986-ALBUM DE JEAN WALBURG DE BRAY, "PRINCIPAUTÉ DE MONACO", VERS 1875






DERNIÈRE MISE À JOUR DE CET ARTICLE : 08/02/2024




PRÉSENTATION

Voici un petit album anonyme et non daté, au format à l'italienne, qui présente en couverture, sur fond de percaline bleue, un titre, "Principauté de Monaco", et les armoiries correspondantes en lettres dorées. 

Il mesure 20,2 x 13,9 x 0,9 cm et est constitué de 12 pages en accordéon (Leporello) de 19 x 12,6 cm, recevant chacune un tirage albuminé de 14,9x9,3 cm. 

Quatre des vues sont consacrées à Monaco, les huit autres concernant le Casino de Monte-Carlo et ses jardins.

La pâleur des photographies a contraint à retoucher chacune d'entre elles, tant au niveau du contraste que de la netteté.












































ESSAI DE DATATION

L'ensemble des prises de vue de Monaco et Monte-Carlo semble :

- postérieur à 1868, du fait de la présence de la Gare de Monaco (érigée fin 1867-début 1868) dans la Vue Générale de la Principauté (ligne Nice-Monaco ouverte le 19 octobre 1868) et de la présence du "Café Divan" (ouvert début 1868 puis renommé avant 1870, "Café de Paris") dans la vue de la Façade (nord) du Casino de Monte-Carlo (à gauche de la photo, face à l'Hôtel de Paris), 

- postérieur à 1869, du fait de la vue de la Façade (nord) du Casino (modifiée l'été 1869), de la vue de la nouvelle façade de l'Eglise Sainte-Dévote (chapelle restaurée dès l'été 1870 et inaugurée le 25 janvier 1871) et de la présence du "Tir aux Pigeons" du Casino de Monte-Carlo (en travaux dès 1869 et ouvert en novembre 1871) dans la Vue générale de la Principauté et dans la Vue prise de Saint Martin,

- mais antérieur à la réalisation des travaux du Casino entrepris en 1878 (absence de l'Opéra, de son dôme et de ses tours d'entrée - façade sud - et absence du kiosque à musique - terrasse sud).

Les photographies, qui semblent former un ensemble homogène, peuvent donc être datées entre 1871 et 1878. 



VUE GÉNÉRALE DE LA PRINCIPAUTÉ

Au premier plan de
la Vue générale de la Principauté, se remarque la gare de la Condamine.
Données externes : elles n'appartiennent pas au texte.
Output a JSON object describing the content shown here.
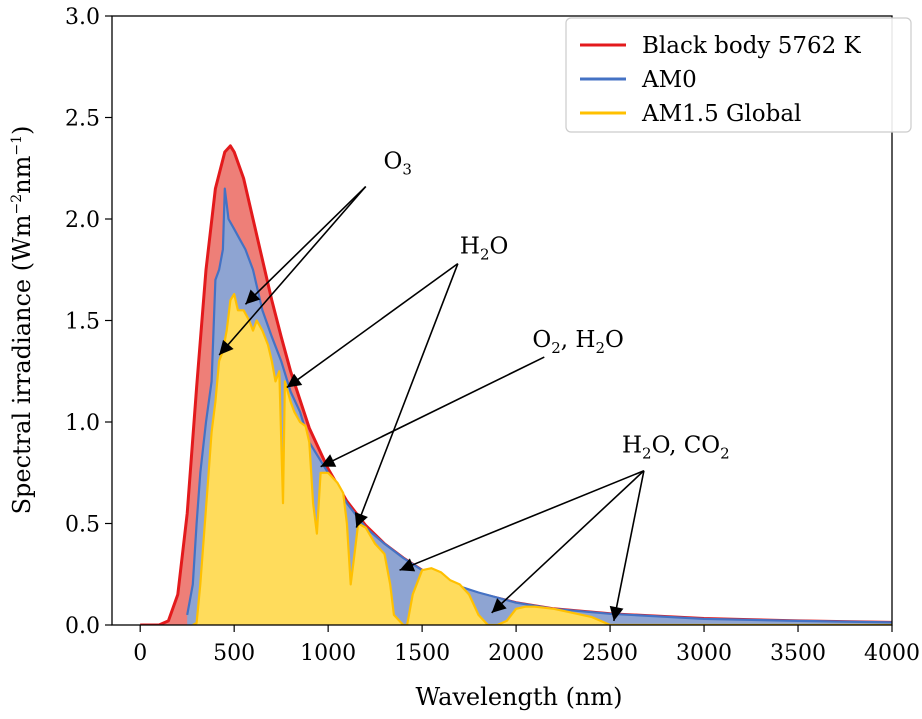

L'étude de ses bâtiments, ainsi que des maisons du bosquet sud attenant, peut permettre de dater plus précisément l'album étudié.







De nombreuses vues anciennes du Rocher de Monaco (estampes et photographies) permettent en effet de suivre l'évolution de ce lieu.

Sur la photographie étudiée, le grand bâtiment en planches de la gare été démoli (en août et septembre 1872) et reconstruit plus à l'est, libérant l'espace central où le nouveau bâtiment, érigé entre juillet 1873 et avril 1874, apparaît achevé.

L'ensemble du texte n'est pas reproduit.